IMF Forecasts 2% Growth for Greek Economy in 2026

The International Monetary Fund (IMF) has projected that the Greek economy will grow by 2% in 2025 and maintain the same pace in 2026, following 2.3% growth in 2024, according to its latest World Economic Outlook report released today.

Greece’s growth rate is expected to remain higher than the Eurozone average, which is forecast at 1.3% for both this year and 2026. The IMF also predicts a continued decline in unemployment, from 10.1% last year to 9% in 2025 and 8.4% in 2026.

Regarding inflation, measured by the harmonized Eurostat index, the IMF expects it to average 3.1% in 2025, up slightly from 3% last year, before declining to 2.5% in 2026. The current account deficit is projected to shrink from 7% of GDP in 2024 to 5.8% this year and 5.3% in 2026.

Titled “Global Economy in Constant Flux, Outlook Remains Uncertain”, the IMF report highlights ongoing volatility in the world economy. The fund notes that global markets are adjusting to new policy measures, including US tariff increases, some of which have been partially mitigated by subsequent agreements. Temporary factors that boosted activity in the first half of 2025, such as frontloading of exports to the US, are expected to fade.
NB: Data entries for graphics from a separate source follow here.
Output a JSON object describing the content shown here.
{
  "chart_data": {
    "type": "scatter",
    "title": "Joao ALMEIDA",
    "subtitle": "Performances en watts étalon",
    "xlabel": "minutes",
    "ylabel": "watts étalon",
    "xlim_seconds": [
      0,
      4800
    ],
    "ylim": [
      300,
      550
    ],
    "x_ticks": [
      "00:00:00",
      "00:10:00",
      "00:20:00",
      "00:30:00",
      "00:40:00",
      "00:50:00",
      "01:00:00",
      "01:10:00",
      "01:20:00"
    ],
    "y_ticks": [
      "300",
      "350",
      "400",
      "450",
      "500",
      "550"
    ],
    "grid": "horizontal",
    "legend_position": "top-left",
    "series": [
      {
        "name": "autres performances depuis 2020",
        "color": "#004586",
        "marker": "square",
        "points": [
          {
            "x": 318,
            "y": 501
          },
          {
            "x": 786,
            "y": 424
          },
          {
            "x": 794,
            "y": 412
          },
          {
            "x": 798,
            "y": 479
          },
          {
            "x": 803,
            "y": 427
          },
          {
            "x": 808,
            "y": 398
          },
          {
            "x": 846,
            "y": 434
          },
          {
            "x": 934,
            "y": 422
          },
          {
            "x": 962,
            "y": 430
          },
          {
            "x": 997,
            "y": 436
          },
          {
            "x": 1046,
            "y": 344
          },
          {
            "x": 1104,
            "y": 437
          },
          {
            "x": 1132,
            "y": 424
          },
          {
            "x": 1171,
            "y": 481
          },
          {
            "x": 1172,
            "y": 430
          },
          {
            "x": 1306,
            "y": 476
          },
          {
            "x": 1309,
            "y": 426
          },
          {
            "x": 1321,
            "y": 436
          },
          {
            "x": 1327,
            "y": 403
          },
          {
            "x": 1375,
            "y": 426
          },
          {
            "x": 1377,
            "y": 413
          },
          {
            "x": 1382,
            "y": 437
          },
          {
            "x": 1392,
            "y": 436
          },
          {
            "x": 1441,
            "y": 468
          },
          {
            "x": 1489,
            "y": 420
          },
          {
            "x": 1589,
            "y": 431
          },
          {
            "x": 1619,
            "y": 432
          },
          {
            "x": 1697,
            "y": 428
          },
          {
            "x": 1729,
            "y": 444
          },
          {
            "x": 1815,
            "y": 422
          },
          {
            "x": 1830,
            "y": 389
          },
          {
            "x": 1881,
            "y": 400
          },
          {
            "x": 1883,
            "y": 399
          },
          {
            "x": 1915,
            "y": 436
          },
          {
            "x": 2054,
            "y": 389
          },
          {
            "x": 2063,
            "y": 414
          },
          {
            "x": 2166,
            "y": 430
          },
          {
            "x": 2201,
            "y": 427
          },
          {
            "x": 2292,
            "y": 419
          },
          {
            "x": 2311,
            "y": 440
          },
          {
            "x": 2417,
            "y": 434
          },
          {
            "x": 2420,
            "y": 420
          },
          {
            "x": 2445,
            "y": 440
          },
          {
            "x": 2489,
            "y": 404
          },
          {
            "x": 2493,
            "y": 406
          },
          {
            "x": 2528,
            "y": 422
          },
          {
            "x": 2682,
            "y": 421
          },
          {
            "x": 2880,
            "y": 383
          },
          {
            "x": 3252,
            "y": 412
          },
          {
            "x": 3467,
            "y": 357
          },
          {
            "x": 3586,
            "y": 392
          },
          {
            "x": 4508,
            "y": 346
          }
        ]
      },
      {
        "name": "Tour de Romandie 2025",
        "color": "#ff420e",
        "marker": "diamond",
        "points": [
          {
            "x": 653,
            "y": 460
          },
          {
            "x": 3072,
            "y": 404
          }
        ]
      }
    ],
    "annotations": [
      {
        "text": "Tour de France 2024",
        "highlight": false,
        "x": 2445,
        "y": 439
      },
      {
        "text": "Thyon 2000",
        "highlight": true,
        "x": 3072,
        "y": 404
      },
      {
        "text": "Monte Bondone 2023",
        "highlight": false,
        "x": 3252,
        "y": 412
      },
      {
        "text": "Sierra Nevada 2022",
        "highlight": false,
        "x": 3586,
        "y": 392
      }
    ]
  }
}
Global growth is now forecast to slow from 3.3% in 2024 to 3.2% in 2025 and 3.1% in 2026. Advanced economies are expected to grow around 1.5%, while emerging and developing markets are projected slightly above 4%. Inflation is expected to continue declining globally, though differences between countries will persist, with the US likely to remain above target while other nations remain below.

The IMF warned that downside risks to growth persist, citing prolonged uncertainty, rising protectionism, labor supply disruptions, fiscal weaknesses, potential financial market corrections, and institutional erosion. The fund called on policymakers to restore confidence through credible, transparent, and sustainable policies.

It emphasized the importance of combining trade diplomacy with macroeconomic adjustments, accelerating structural reforms, and maintaining central bank independence.